Give you an array numbers that may have duplicate element values. It was originally an array arranged in ascending order, and it was rotated once according to the above situation. Please return the sm

Post the code first ：

class Solution {
    public int minArray(int[] numbers) {
        int left = 0; //  Define the left pointer 
        int right = numbers.length-1; //  Define the right pointer 
        if (right == 0){
            return numbers[0];
        }
        while (left < right){
            int mid = left + (right - left) / 2; //  Define intermediate pointer 
            if (numbers[mid] > numbers[right]){ //  If the middle value is greater than the rightmost value , It indicates that the dividing point is mid On the right 
                left = mid + 1;
            }else if (numbers[mid] < numbers[right]){ //  If the middle value is less than the rightmost , Then the dividing point is mid On the left 
                right = mid;
            }else if (numbers[mid] == numbers[right]){ //  If the middle value is equal to the left and right , Then the violence narrows 
                right--;
            }
        }
        return numbers[left];
    }
}

Their thinking ：

         The title gives us a rotated , And there may be an array of duplicate elements numbers , It is required to find the minimum value of this array .
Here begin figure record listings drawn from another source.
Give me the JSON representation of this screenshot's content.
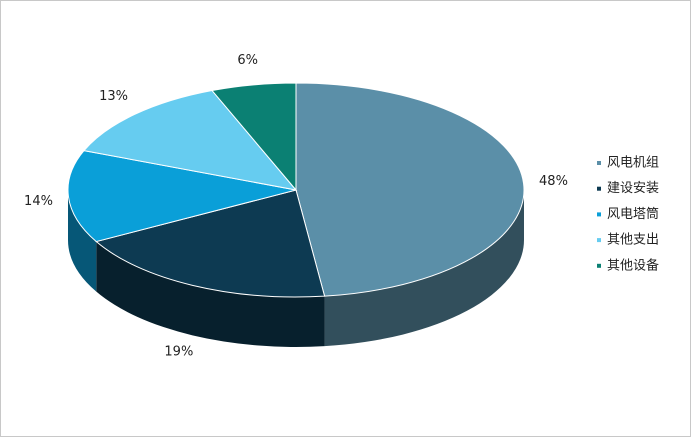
{
  "chart_data": {
    "type": "pie",
    "categories": [
      "风电机组",
      "建设安装",
      "风电塔筒",
      "其他支出",
      "其他设备"
    ],
    "values": [
      48,
      19,
      14,
      13,
      6
    ],
    "value_labels": [
      "48%",
      "19%",
      "14%",
      "13%",
      "6%"
    ],
    "colors": [
      "#5b8fa8",
      "#0d3a52",
      "#0a9fd8",
      "#66ccf0",
      "#0b8073"
    ],
    "legend": "right"
  }
}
        If you don't consider the particularity of this array , Just find the minimum value in the array , I believe everyone knows to traverse the array first , Compare the previous element with the latter , Until the minimum value is found after traversing the array . Or sort the array first , Directly output the first element of the array .

         These are some elementary ways of writing , If the questions are these , Then you won't get the array with repeated elements after the rotation at all . So if you want to solve problems efficiently , We must start with this special array . So let's take a look at , What is passing once “ rotate ” Array after .

        “ Move the elements at the beginning of an array to the end of the array ”, This practice is called array “ rotate ”. For example, an array of 【1,2,3,4,5】 After rotation, it becomes 【4,5,1,2,3】：

         From the question , Before the array starts to rotate, it is an ascending array , Then we can come to the conclusion that , An array is rotated once , It is composed of two ascending arrays . in other words , This new array , It is composed of two ascending arrays .

        So at this point , You can use binary search , To find the minimum value of this new array . Now there is a question , Isn't binary search applicable to an ordered array ？ These two ordered arrays are combined , Does it apply ？

        Let's see , Whether dichotomy is suitable for the situation just now . It can be seen from the above figure , The rotated array is moved from the front elements to the back , So the smallest element must be the first element of the next ordered array , That is, where the next ordered array and the previous ordered array want to contact , It is called the dividing point ！ So corresponding , Once we find the dividing point , The minimum value is found . So how to find the dividing point ？

         Let's first set the left and right boundaries of the array left and right , And find the middle position , Set to mid , Then there is ：

        When mid Less than right when , Explain what ？ Description from mid Start Back until right , Is an ordered array in ascending order , Then the dividing point may be mid On the right ？ impossible ！ So I want to find the dividing point , Only in mid To the right . Then the above array becomes ：

         Now let's judge , When mid dayu right when , What does this mean ？ Description from mid Start To right , There is a fault in the middle , Then this fault is the dividing point we are looking for ！ So let the left boundary left Turn into mid + 1 .

         When left and right When both point to the same value , It means that the dividing point has been found , Then it means that the minimum value of the array is found . At this time, let's go back and analyze , We just solved the problem , Is the method of finding the dividing point the binary search method ？

        But in the above process, we have neglected a problem , The title indicates that there may be duplicate elements in the array , So when repeated elements appear , Does the above analysis still work ？ Obviously, it doesn't work anymore ！ Because when mid and right and left When the values of are equal , It is impossible to judge whether it is  mid Is the left side an ordered array or mid On the right It's an ordered array . What should I do at this time ？ As shown in the figure below ：

        Now? mid、left、right It's all the same value , It's impossible to judge who is orderly , Now we can only narrow the scope manually , take right Move one bit to the right , namely right -- ！ such , It becomes ：

         At this time, we can judge ！